Sunday, May 31, 2020

A mom who is there 12.5% of the time

The weekend is nearly over! 

In line with yesterday's post about Stoic habits, I am going to quickly jot down some thoughts for today before calling it a night. Actually I really just want to close up the house and tuck into bed right now; no wonder Marcus Aurelius (the guy who invented Stoicism) did his daily musings in the morning. But what on earth do you have to write about when you haven't started your day yet?

dinosaur cosplay inflatable lazada malaysia

I got an adult and kids-size inflatable dinosaur cosplay from China... just because Jed loves dinosaurs. 

My mom responsibilities. 

Because of my childhood, to this very day I am convinced that I am one of those people who should not have children; I am simply not maternal by nature. So there is a lot of guilt that God let me have the two best babies in the world and like every other parent, I do try my best for them... most of the time. Kind of.

We are lucky to have help around the house and my main responsibility is now focused towards keeping track of the household expenses and keeping the business sustainable. I have outsourced the typical mom duties e.g. showering, diapering, feeding, cooking, cleaning and putting the kids to sleep. When it comes to my children, all I really do is play, hug, kiss, adore and annoy them in the morning, afternoon and evening before bedtime. 

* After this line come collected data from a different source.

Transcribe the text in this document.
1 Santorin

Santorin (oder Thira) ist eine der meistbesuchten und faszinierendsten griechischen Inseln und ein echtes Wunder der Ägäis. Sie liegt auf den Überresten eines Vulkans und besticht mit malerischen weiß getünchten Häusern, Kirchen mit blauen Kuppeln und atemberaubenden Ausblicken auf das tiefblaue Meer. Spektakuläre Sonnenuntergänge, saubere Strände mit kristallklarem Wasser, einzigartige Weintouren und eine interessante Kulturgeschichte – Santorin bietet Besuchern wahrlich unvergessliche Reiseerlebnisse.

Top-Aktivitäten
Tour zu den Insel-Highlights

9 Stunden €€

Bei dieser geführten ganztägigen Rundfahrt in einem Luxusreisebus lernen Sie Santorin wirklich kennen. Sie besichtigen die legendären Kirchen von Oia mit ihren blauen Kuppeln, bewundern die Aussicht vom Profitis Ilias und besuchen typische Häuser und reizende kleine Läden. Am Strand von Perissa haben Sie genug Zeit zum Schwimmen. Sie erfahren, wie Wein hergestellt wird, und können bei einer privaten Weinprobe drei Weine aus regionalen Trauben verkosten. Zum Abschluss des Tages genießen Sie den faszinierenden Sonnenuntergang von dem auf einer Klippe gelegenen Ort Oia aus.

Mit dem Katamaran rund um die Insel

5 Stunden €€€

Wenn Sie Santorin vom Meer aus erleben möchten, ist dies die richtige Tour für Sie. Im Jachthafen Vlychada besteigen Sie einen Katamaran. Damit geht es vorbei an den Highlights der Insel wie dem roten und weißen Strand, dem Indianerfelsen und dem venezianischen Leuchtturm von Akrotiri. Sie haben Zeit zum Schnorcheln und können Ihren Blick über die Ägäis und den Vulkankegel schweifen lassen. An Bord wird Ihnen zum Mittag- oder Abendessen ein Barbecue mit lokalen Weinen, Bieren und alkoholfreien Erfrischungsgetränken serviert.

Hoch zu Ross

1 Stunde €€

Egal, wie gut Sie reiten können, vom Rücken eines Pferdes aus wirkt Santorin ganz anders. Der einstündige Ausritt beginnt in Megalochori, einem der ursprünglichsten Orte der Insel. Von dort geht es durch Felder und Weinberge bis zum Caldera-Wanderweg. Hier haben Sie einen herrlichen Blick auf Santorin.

So today I calculated that I only spend 12.5% of the time with my children every day, even during weekends like these where I am at home for two days in a row. Once the duties are done and play has been accomplished, I go upstairs into my office and start working because I can and also because I am happy when I work. 

Will my children be happier if I am with them all the time when they are awake? This was what I used to worry about all the time.

Now that I have been a mom for 4 years I realise that it's not the hours that matter, but the quality of the moments you spend together. Actually, some time apart also allows the child to increase their awareness to their surroundings as they learn to be independent much faster without a parent (even a lazy, non-excitable parent) hovering over them. 

But I know that even now, even though I know it's fine that I only spend a few hours with them everyday, I will always have the guilt following me around. 

If J&J are adults and they are reading this now, please know that I am working on being a mom that you can be proud of, a mom that can provide the best for everyone and no matter how busy the day gets, I will always drop everything for you whenever you need me. 

I am there 12.5% of everyday, but I will be there for you every day, 365 days a year. Except maybe when I'm feeling under the weather and don't feel like getting up, then come hop into bed with mummy, OK? 


This morning she really wanted her mommy so we hung out in my room while I showered, we put on makeup together and then had 10-minute coffee and hot chocolate drinks & chit chat together while sitting on the floor. She made the hot chocolate all by herself using the coffee machine and that black garment draped over her is my dress that she liked and wanted to wear.